The presidency could “lay the foundations for a solidarity-based EU,” said Martin Schirdewan (GUE/NGL). “Everyone should contribute their fair share to the social and economic recovery and revival of society. This means the introduction of a digital tax, a comprehensive financial transaction tax and a one-off wealth tax for the super-rich.”
Germany will work closely with Portugal and Slovenia, which take over the presidency on 1 January and 1 July 2021 respectively. This is the 13th time Germany has held the Council presidency. The last time was in 2007.
Chancellor Angela Merkel will present and discuss her country’s programme in the European Parliament in Brussels at the next plenary session on 8 July. You can watch it live on our website.
German ministers will discuss the presidency programme with parliamentary committees at the beginning of July.
Ursula von der Leyen: Next six months crucial for the EU
The College of Commissioners met today via videoconference the Government of Germany for the beginning of the German Presidency of the Council of the EU. President of the European Commission Ursula von der Leyen said that the start of the German Presidency came at a crucial point in time as the next six months would, to a large extent, determine the future of the EU.
“Not only must we overcome the crisis, but rather we want to and we must also continue courageously along the path of modernisation within the European Union”, she said at the press conference following the meeting. “Europe’s most significant challenges before the crisis will remain the same once this crisis is over: climate change, digitalisation, and Europe’s position in the world.”
She reminded of the urgency of the task to forge an agreement on the NextGenerationEU and the long-term EU budget in the European Council, saying it was the crisis that ‘sets the pace’. “Every day we lose, we will be seeing people losing their jobs, companies going bust, and the weakening of our economies.”

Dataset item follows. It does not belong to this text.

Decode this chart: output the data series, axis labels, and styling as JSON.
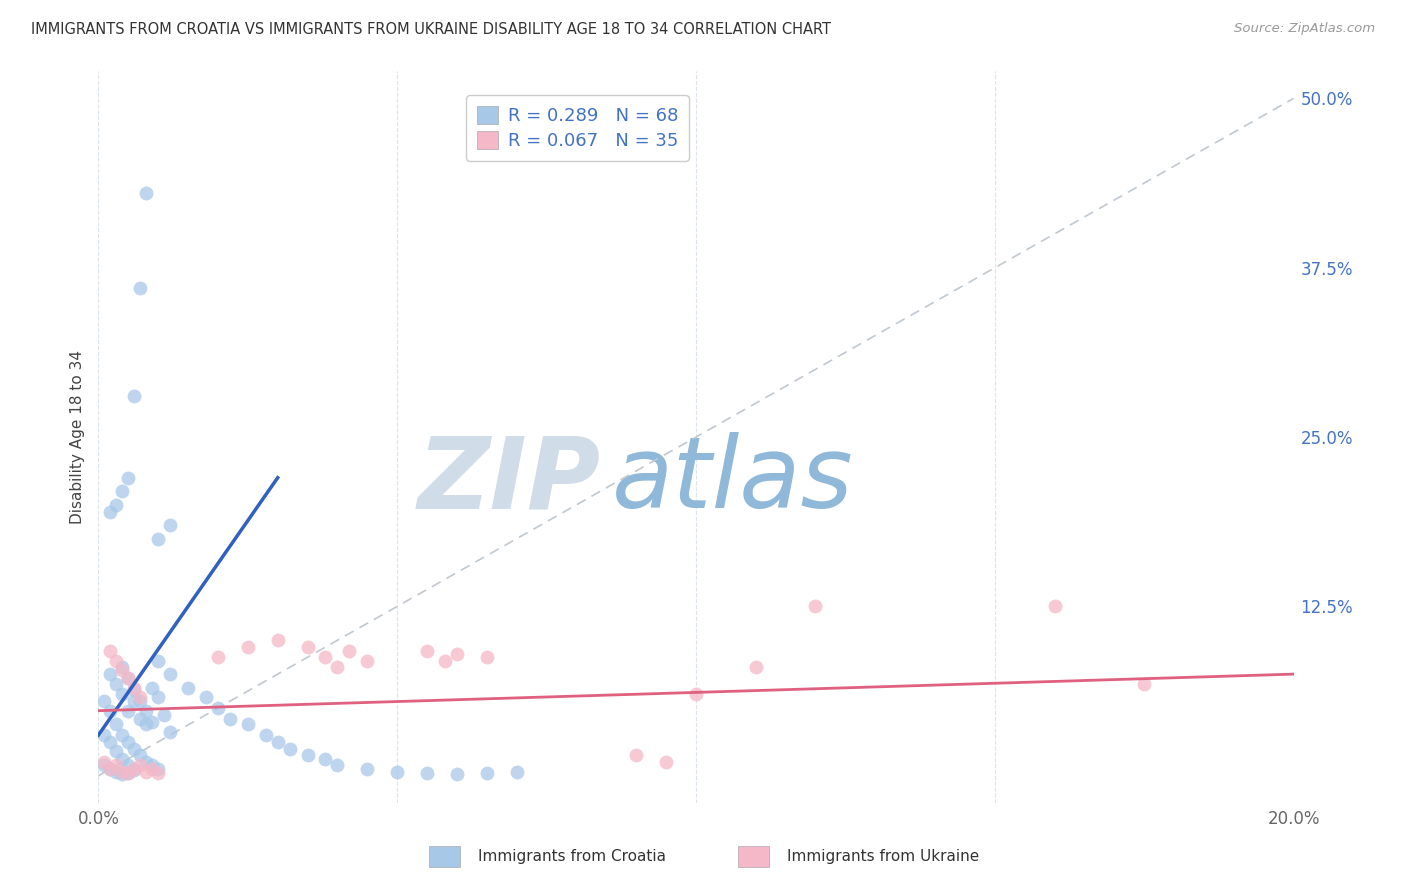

In a statement issued earlier today, President von der Leyen invited David Sassoli, the President of the European Parliament, Angela Merkel, German Chancellor, in her capacity as rotating Presidency of the Council, and Charles Michel, the President of the European Council, to a meeting on 8 July to take stock of progress and prepare the intensive political negotiations that lie ahead.
Von der Leyen also noted that the priorities of the German Presidency and the priority projects the Commission adopted were fully aligned – from climate change to digitalisation to resilience. She said the Commission would also be closely working with the German Presidency during the ‘decisive phase’ of the Brexit negotiations, as well as on external relations.
She stressed that the two sides working together can help Europe navigate its way through this crisis with strength and unity, as well as make NextGenerationEU a catalyst for modernisation in Europe.